Selain fasilitas fiskal, Hatta menyampaikan pihaknya juga memberikan percepatan pelayanan impor barang penanganan COVID-19 melalui pembangunan aplikasi perizinan. Menurutnya aplikasi ini mampu memberikan layanan secara cepat dan telah terintegrasi dengan lembaga terkait.
Hatta mengatakan Bea Cukai bersama LNSW membangun portal Perizinan Tanggap Darurat, yaitu layanan satu pintu yang memudahkan pengguna fasilitas mengajukan permohonan pembebasan bea masuk.
Ada juga Dashboard BNPB yang merupakan sistem untuk membantu pengguna fasilitas dalam memantau perkembangan proses pengajuan Rekomendasi BNPB yang menjadi syarat pengajuan impor alkes untuk penanganan COVID-19.
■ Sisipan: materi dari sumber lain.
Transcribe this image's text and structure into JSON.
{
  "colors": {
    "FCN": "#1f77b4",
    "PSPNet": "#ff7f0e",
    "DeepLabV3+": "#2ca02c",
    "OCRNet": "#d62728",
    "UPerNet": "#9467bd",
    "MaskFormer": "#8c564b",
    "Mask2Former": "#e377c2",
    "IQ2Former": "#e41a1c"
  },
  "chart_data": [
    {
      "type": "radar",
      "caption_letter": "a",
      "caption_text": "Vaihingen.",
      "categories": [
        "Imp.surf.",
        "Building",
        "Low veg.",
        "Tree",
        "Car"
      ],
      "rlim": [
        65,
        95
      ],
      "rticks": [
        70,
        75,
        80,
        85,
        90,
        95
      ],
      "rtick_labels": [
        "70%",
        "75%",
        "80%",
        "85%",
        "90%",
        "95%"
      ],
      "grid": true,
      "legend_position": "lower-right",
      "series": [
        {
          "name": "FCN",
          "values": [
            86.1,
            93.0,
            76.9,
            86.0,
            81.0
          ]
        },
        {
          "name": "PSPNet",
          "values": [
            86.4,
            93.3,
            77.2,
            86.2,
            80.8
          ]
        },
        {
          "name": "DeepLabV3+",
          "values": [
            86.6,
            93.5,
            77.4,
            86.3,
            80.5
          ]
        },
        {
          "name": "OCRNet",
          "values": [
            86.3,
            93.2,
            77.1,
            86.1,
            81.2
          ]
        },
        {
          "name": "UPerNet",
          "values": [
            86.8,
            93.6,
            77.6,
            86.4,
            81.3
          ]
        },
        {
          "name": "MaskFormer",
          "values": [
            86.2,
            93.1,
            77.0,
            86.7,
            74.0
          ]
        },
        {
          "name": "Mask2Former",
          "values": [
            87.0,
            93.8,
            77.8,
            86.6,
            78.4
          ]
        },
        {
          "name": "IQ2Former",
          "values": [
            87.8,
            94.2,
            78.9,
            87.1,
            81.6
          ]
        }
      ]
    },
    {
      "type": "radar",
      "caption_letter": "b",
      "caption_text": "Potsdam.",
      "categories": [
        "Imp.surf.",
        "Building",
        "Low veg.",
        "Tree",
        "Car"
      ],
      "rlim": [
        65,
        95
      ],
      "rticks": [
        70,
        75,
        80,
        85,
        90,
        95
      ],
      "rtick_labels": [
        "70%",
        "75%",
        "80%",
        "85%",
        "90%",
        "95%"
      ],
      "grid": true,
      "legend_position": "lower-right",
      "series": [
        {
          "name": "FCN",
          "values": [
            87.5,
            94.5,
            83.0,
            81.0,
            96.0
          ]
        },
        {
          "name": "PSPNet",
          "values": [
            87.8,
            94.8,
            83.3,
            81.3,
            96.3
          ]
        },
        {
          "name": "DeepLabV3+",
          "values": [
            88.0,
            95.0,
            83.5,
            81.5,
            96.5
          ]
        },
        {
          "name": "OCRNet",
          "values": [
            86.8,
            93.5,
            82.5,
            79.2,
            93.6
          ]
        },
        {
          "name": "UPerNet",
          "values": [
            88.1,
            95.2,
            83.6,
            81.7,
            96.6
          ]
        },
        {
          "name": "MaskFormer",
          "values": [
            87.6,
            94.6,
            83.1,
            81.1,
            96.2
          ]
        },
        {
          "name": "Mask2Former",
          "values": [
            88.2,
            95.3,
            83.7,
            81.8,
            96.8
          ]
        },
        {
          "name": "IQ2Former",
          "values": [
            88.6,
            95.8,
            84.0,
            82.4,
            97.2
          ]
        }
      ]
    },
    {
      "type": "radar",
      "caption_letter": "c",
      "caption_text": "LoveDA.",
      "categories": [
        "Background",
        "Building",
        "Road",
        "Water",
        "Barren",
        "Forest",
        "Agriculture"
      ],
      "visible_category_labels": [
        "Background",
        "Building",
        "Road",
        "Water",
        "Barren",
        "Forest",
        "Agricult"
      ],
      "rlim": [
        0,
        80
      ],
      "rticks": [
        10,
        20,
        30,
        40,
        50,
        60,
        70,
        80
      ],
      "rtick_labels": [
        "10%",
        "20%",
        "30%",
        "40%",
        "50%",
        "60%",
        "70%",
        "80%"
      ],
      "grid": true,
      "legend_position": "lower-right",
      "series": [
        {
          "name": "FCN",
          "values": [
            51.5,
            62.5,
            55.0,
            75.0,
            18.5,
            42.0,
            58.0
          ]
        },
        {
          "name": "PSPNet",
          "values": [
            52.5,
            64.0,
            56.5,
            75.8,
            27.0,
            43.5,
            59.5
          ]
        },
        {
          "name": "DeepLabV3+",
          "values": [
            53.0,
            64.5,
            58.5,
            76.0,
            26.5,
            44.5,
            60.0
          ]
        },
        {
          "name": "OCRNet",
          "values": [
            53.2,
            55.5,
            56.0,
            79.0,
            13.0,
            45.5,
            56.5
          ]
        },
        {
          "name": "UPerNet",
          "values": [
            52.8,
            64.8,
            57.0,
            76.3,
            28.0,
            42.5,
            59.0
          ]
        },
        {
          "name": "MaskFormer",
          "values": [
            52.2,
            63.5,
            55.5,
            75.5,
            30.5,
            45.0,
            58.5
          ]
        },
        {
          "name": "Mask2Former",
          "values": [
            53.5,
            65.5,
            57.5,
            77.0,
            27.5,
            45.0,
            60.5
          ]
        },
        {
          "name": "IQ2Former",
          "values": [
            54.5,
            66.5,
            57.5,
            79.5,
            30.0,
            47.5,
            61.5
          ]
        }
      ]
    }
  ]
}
"Bea Cukai sendiri telah membangun Sistem Aplikasi Tanggap Covid, sebuah aplikasi berbasis web untuk pelayanan penerbitan Surat Keputusan Menteri Keuangan (SKMK) pembebasan bea masuk dan bea masuk ditanggung pemerintah (BM DTP)," terang Hatta.
Lainnya, ada BM DTP yaitu fasilitas bea masuk terutang yang dibayar oleh pemerintah atas impor barang dan bahan untuk keperluan produksi, yang diberikan kepada industri sektor tertentu yang layak dan terdampak pandemi COVID-19, ketentuannya telah diatur dalam PMK nomor 134/PMK.010/2020.
Kemudian untuk mengetahui akurasi pemberian fasilitas terhadap kebutuhan masyarakat, Bea Cukai bersama Ditjen Pajak dan Badan Kebijakan Fiskal (BKF) telah melakukan survei stimulus fiskal dan nonfiskal program pemulihan ekonomi nasional (PEN) tahun 2021.
Hasilnya, sebanyak 64 persen responden menyatakan manfaat terbesar insentif adalah manfaat likuiditas, diikuti 22 persen manfaat operasional, dan 14 persen manfaat produksi. Sedangkan dalam survei berdasarkan jenis fasilitas, sebanyak 89 persen responden menyatakan insentif paling bermanfaat adalah impor alat kesehatan.
Lebih lanjut, Hatta berharap berbagai fasilitas itu semakin dapat dimanfaatkan, sehingga mampu memberikan dampak positif yang lebih banyak kepada masyarakat, baik dalam penanganan kesehatan maupun kondisi pemulihan ekonomi akibat COVID-19.
"Pahami segala prosedur dan manfaatkan fasilitasnya! Jika membutuhkan informasi lebih lanjut, dapat menghubungi contact center Bravo Bea Cukai di 1500225. Mari bersama-sama bantu pemerintah dalam upaya pemulihan ini!" tegas Hatta.